Cross-view Self-localization from Synthesized Scene-graphs
This work addresses the problem of visual place recognition in sparse viewpoints for robotics or AR applications, representing an incremental improvement by combining existing techniques to mitigate quality and storage issues.
The paper tackles cross-view self-localization by proposing a hybrid scene model that fuses view-invariant appearance features from raw images with view-dependent spatial-semantic features from synthesized images, achieving improved performance on a novel dataset generated with a photorealistic Habitat simulator.
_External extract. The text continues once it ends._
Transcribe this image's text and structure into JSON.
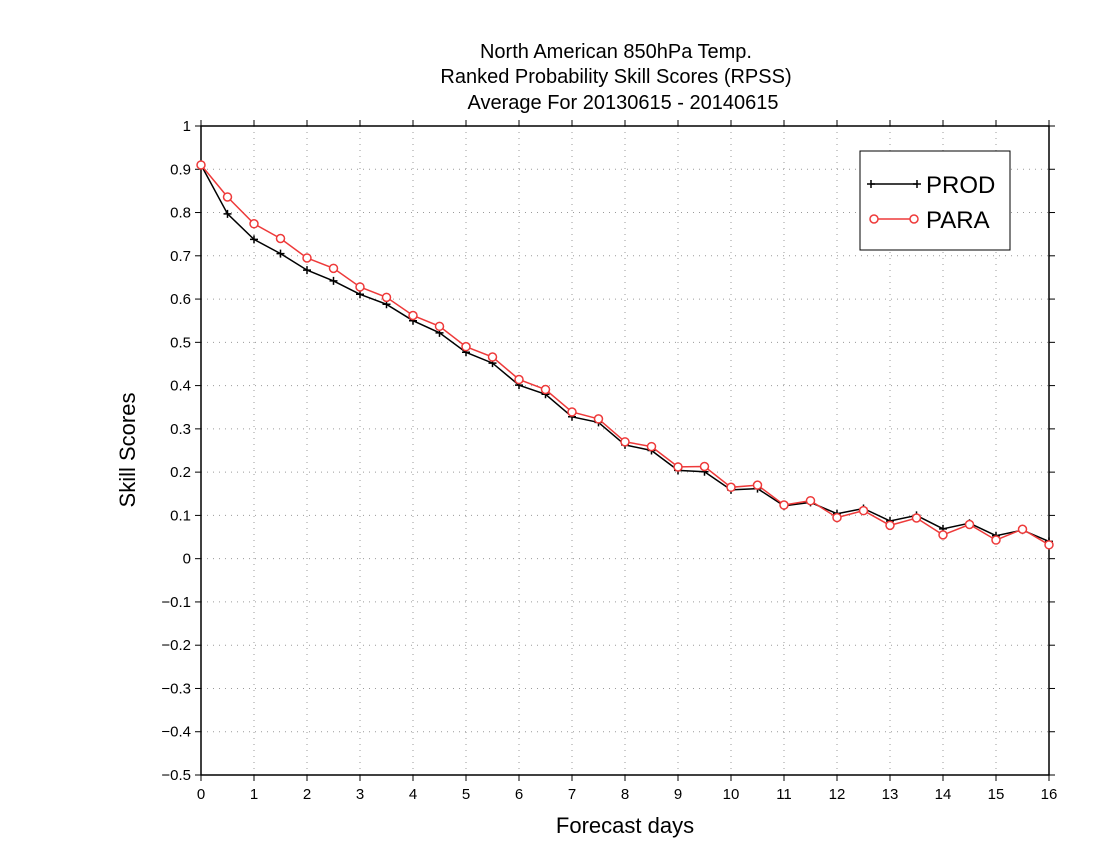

Cross-view self-localization is a challenging scenario of visual place recognition in which database images are provided from sparse viewpoints. Recently, an approach for synthesizing database images from unseen viewpoints using NeRF (Neural Radiance Fields) technology has emerged with impressive performance. However, synthesized images provided by these techniques are often of lower quality than the original images, and furthermore they significantly increase the storage cost of the database. In this study, we explore a new hybrid scene model that combines the advantages of view-invariant appearance features computed from raw images and view-dependent spatial-semantic features computed from synthesized images. These two types of features are then fused into scene graphs, and compressively learned and recognized by a graph neural network. The effectiveness of the proposed method was verified using a novel cross-view self-localization dataset with many unseen views generated using a photorealistic Habitat simulator.